A Holistic Approach: Literacy Instruction for Multilingual Learners

Make text meaningful; after all, language is much more than the sounds it makes. Language is cultural, language is fluid, language is interactive.

This article is an excerpt from my latest book, The Language Lens for Content Classrooms: A Guidebook for Teachers, Coaches and Leaders (2nd ed.).

By Sarah B. Ottow

These days, we have a hot debate about the science of reading that is influencing state and district policies, never mind the profits of many educational publishers. I’m old enough to remember that last time the field of education had a reading war, too! Getting into how to teach specific literacy skills or how to implement reading intervention methods is beyond the scope of this work. Yet when it comes to ensuring that our multilingual learners (MLLs) and our academic language learners (ALLs) have the skills to read, including phonemic awareness, phonics, vocabulary, comprehension, and fluency, we need to take an individualized approach, not a prescriptive, one-size-fits-all approach. This may look different from student to student, from classroom to classroom. Recent research has found that many schools aren’t necessarily considering MLLs’ specific needs when teaching reading (Schwartz, 2022). Implementation matters; as I like to say, it’s about people, not just programs. 

When educators ask for my input, I explain that I do not endorse having younger students who are learning English mainly by interacting with sounds and words completely in isolation. The brain needs context, especially when learning a new language. Clapping out syllables within random words won’t necessarily mean the same for a brain learning English as an additional language as it will for a student who only knows English. I also do not endorse multilingual students of any age (or any ALL student of any age, for that matter) blindly clicking through a reading program on a device as a substitute for literacy instruction or, at the very least, how to read closely and garnish meaning from a text. What works is high tech and high touch. I’ll say the same about phonics and comprehension. We need both, not one at the expense of the other. In fact, we also need oral language development alongside literacy development. For example, cold reading alone doesn’t work for many students. Neither do sounds or words floating in isolation without any context to ground them or reason to remember them for the transfer of skills, especially in a new language.

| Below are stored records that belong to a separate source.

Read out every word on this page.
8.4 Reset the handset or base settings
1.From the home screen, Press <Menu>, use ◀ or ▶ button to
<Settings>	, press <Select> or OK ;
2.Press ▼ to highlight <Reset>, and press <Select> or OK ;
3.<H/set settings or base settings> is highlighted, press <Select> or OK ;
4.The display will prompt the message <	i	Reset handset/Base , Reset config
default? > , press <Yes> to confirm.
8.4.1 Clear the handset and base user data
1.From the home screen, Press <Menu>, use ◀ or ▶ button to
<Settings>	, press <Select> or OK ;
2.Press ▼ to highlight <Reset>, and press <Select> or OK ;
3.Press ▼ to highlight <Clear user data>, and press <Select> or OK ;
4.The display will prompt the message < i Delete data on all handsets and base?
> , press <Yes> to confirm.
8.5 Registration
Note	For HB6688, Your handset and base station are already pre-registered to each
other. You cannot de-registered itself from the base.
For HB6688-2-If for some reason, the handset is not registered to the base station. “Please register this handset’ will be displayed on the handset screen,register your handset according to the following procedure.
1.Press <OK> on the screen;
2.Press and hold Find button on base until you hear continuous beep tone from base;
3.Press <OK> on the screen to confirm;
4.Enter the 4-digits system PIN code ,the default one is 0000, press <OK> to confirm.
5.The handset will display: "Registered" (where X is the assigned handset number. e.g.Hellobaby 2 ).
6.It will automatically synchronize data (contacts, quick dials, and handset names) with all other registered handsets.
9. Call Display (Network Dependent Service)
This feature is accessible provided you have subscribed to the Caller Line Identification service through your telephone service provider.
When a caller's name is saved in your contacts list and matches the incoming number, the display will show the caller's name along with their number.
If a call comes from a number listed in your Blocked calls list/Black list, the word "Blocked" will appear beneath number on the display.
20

What I do endorse is: Discussions about the meaning and background knowledge activation/building, along with expanding oral language skills alongside foundational literacy skills like building phonemic awareness. It’s not enough to only teach the words students will encounter in text, especially for MLLs. We may need a more customized approach for various learning profiles. Context matters, culture matters, and more holistic methods of literacy development are what educators should consider, not just for early learners but for older learners as well. If a student struggles with written print, let’s remember that they may succeed through other channels like social contexts exceptionally well, and we should refrain from solely defining a student based on a label around achievement (Muhammad, 2020). Make the text meaningful; after all, language is much more than the sounds it makes. Language is cultural, language is fluid, language is interactive.

I highly recommend this resource on some key aspects to keep in mind when designing reading instruction and intervention for multilingual students: Differences Impacting Literacy Development Between Monolingual English Learners And Bilingual Learners Compiled by Dr. Kathy Escamilla from the National Committee for Effective Literacy: https://multilingualliteracy.org/wp-content/uploads/2022/09/21025-NCEL-Monolingual-vs-Bilingual-Speakers-FINAL.pdf


References:

Schwartz, Sarah (2022). Education Week. The ‘Science of Reading’ and English Language-Learners: What the Research Says. Retrieved from https://www.edweek.org/teaching-learning/the-science-of-reading-and-english-language-learners-what-the-research-says/2022/04

Muhammad, G. (2020) Cultivating Genius: An Equity Framework for Culturally and Historically Responsive Literacy. New York: Scholastic.